Originally Posted by
megasupermagnum
I think you bring up a good point, and part of that is volume. There's a lot of people out there that want, or at least think they want more accuracy than they currently have, but wont be shooting thousands of rounds like you were. I have never worn out a Lee collet die, but I doubt I've put 5000 cases though any one die either. Maybe 1000 through my 308 one. When a collet and cup is less than $10 to replace, I can live with that. You were shooting at a pace far above mine is now.
One of the reasons I've gravitated to this system is it allows more consistent brass at no extra cost. What I do is I buy Lee 4-die sets, and drill out the neck to make them a body-only sizing die. By eliminating the expander ball, you make your life so much easier for headspace control. For no extra cost I can now control headspace as good as any die out there, with the caveat, I have to anneal my cases which you have covered earlier. Despite my rather barbaric annealing methods according to some members, my cases have been quite consistent. I don't have a fancy seating pressure tool like shown, but the target speaks for itself. My basic annealing is more consistent than not annealing. Anything is better than nothing. I anneal every single time on my bottleneck cases.

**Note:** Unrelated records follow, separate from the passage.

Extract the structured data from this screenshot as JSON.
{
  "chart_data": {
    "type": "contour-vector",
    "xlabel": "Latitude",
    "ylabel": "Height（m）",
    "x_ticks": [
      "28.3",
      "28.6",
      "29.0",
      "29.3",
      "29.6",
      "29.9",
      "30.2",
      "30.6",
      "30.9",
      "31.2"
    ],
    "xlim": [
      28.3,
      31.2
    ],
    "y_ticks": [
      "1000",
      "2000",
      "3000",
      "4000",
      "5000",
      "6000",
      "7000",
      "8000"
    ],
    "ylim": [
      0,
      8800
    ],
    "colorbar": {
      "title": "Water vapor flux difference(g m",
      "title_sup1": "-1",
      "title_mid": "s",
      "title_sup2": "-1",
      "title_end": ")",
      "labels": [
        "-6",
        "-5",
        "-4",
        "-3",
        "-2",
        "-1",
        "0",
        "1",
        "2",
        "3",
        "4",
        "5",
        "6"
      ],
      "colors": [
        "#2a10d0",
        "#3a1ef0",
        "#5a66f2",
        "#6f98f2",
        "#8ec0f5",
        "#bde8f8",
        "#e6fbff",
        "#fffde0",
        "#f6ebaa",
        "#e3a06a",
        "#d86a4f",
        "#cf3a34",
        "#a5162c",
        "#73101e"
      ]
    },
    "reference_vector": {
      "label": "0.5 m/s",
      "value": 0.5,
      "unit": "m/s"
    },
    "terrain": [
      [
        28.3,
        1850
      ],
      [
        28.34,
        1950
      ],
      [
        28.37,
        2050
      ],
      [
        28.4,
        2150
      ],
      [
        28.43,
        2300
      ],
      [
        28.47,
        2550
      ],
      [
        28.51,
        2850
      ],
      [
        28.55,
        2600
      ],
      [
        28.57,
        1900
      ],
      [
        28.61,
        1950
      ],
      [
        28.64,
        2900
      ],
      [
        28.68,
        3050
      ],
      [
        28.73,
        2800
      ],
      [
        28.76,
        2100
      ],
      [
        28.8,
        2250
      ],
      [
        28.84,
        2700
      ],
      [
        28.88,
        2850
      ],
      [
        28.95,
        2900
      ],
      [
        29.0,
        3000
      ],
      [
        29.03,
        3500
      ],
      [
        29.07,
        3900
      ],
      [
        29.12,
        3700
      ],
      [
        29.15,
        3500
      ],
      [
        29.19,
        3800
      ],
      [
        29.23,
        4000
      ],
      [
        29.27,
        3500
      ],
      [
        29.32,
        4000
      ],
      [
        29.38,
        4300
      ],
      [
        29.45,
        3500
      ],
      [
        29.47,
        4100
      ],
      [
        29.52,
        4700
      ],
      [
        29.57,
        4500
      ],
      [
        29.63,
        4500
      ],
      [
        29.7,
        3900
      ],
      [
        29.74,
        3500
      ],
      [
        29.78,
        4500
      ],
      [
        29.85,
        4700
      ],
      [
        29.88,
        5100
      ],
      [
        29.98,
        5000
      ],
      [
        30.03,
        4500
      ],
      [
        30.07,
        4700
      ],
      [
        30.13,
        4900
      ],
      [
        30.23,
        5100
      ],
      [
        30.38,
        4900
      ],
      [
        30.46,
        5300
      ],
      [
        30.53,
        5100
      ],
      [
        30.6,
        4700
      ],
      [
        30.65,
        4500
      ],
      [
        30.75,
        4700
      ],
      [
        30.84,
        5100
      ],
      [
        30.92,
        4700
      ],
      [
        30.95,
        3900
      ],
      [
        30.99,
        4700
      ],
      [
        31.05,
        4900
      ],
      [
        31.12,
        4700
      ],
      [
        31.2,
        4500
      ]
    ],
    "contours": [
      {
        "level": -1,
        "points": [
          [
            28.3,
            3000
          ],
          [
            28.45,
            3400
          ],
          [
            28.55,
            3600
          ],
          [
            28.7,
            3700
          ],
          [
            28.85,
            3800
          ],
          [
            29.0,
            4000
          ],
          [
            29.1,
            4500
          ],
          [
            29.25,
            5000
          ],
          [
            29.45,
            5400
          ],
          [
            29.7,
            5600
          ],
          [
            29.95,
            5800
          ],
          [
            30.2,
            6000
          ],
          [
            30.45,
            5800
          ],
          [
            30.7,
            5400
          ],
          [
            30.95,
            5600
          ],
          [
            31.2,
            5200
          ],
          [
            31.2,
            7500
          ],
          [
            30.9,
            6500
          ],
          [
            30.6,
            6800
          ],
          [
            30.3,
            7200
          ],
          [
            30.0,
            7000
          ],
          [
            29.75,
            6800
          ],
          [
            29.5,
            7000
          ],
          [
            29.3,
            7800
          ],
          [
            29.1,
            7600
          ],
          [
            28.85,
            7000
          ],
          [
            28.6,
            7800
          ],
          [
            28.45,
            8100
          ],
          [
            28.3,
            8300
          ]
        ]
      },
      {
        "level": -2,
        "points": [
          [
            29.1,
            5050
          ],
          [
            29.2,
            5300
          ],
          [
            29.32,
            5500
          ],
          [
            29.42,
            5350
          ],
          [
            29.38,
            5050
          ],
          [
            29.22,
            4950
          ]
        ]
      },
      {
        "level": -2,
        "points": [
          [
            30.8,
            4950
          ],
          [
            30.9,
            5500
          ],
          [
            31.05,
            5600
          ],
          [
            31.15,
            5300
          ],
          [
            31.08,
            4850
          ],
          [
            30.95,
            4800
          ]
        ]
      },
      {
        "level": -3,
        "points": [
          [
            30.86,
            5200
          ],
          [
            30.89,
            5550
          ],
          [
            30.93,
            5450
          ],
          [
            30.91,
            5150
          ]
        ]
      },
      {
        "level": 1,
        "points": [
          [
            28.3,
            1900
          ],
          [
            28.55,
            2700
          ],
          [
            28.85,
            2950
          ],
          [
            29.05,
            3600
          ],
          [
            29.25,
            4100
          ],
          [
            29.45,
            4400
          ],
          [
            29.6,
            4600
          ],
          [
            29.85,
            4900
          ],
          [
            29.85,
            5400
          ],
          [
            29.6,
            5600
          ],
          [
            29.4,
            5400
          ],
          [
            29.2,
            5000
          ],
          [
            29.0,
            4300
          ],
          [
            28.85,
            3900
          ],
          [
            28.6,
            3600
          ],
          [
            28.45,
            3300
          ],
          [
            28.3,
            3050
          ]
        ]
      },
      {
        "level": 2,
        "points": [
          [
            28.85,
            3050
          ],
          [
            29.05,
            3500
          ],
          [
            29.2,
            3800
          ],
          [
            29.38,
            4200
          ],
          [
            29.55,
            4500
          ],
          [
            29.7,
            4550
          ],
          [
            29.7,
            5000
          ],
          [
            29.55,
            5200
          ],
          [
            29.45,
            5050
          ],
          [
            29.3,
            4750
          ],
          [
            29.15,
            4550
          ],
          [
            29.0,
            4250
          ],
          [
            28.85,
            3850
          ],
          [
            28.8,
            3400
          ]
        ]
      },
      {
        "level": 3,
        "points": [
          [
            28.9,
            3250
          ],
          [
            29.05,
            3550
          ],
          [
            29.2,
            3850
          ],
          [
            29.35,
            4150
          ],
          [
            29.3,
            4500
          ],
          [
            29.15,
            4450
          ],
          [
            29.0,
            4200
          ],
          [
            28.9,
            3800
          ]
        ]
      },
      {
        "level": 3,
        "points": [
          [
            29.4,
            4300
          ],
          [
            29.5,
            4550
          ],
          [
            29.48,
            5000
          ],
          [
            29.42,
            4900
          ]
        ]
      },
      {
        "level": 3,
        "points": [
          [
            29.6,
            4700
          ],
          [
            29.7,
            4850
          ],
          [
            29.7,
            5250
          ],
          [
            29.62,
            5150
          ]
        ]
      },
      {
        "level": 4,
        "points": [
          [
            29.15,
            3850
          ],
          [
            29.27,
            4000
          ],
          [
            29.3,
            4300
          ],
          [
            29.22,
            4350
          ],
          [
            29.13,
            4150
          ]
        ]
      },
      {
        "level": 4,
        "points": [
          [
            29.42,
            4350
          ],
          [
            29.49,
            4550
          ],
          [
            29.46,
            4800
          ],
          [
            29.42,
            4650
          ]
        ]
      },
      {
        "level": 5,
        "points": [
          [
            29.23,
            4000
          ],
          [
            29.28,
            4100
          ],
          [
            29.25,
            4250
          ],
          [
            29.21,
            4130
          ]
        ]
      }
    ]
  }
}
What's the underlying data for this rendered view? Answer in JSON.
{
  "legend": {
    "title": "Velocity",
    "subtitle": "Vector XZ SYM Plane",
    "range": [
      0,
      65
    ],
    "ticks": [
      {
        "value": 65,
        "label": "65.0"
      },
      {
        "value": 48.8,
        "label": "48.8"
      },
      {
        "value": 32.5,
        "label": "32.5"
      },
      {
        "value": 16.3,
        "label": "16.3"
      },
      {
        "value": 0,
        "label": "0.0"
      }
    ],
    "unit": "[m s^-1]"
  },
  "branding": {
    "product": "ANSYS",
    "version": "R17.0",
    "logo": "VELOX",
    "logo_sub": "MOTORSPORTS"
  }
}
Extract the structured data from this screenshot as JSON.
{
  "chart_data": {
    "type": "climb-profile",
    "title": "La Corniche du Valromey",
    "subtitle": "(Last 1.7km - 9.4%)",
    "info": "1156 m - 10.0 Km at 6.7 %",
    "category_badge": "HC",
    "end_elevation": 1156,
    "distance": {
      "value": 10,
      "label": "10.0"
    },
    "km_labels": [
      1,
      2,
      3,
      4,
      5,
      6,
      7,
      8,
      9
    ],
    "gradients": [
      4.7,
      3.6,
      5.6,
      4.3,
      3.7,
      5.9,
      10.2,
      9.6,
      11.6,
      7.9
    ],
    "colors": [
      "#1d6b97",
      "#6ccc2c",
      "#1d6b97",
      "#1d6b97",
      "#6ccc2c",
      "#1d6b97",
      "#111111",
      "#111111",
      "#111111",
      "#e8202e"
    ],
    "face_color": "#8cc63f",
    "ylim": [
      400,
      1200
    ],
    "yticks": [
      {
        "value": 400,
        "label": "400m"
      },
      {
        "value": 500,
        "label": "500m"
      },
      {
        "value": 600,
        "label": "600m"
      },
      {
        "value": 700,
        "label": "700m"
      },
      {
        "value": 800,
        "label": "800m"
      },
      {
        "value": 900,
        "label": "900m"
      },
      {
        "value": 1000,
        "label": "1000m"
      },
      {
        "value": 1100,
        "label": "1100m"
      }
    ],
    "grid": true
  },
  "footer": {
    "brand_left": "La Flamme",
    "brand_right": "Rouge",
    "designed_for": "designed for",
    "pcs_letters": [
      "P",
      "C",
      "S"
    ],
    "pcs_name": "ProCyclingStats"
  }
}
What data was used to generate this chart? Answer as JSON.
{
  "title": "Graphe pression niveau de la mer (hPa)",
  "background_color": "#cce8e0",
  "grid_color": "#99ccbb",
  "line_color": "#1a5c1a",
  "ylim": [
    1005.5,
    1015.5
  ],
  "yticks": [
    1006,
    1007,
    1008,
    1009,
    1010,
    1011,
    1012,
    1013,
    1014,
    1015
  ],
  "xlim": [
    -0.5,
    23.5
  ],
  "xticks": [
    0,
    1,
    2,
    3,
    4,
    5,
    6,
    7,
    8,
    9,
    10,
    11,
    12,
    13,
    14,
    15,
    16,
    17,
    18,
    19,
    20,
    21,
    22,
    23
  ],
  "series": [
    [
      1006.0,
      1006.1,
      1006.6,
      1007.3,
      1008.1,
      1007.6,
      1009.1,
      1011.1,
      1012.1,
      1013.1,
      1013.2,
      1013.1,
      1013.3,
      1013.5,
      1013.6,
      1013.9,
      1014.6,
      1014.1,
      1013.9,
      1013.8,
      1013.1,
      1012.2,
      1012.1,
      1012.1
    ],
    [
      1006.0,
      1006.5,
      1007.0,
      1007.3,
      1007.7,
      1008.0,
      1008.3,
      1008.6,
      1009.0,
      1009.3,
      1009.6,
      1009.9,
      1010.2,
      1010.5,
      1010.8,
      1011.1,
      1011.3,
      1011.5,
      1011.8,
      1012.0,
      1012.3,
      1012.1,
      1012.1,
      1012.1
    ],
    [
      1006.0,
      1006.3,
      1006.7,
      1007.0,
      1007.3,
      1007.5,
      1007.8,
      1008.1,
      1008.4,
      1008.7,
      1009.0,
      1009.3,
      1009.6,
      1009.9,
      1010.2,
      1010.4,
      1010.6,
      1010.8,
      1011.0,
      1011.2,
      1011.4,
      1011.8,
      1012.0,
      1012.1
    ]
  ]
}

As for the Lee collet necksizing die, it brings two things to the table that can be beneficial. The first is the concentricity is phenomenal by normal die standards, and along with that you are sizing to the ID of the neck. I'm sure bushing dies are pretty good, but to really get their full effect you would need to turn your case necks to get a consistent neck tension. I'm guessing bushing dies work pretty good with great brass like Lapua, but I'm not sure they are so good with basic Lake City machine gun cases. The other thing Lee collet dies bring is the ability to change your neck tension the same as bushing dies do. I still bell case mouths for cast bullets and other flat based bullets, but I avoid expanders whenever possible which only add variables. The mandrels are mostly common between calibers, so one set can cover most 30 calibers, or 7mm, or 6.5mm or whatever calibers you shoot.
I'm able to keep headspace at or under .001" variance, and concentricity about the same, and I'm doing that with a basic set of Lee dies most people scoff at, and an annealing setup most people already have in their garage. That precision shooter stuff is one deep rabbit hole though once you start getting into 10+ set brass prep, .01 grain powder charges, and seating pressure gauges. That's beyond me, that's beyond what I can get interested in.
Hopefully this helps someone who wants to take their brass consistency to the next step without spending hundreds of dollars.
P.S. Those Lee dies are hard as woodpecker lips. I've managed to drill out the necks of my FL sizing dies in a drill press, but definitely go slow, lots of oil, and your drill bit will probably need sharpening after one die. No need to do anything with the expander ball, it wont touch your case neck if you drilled out the die, and it will still function as a decapper.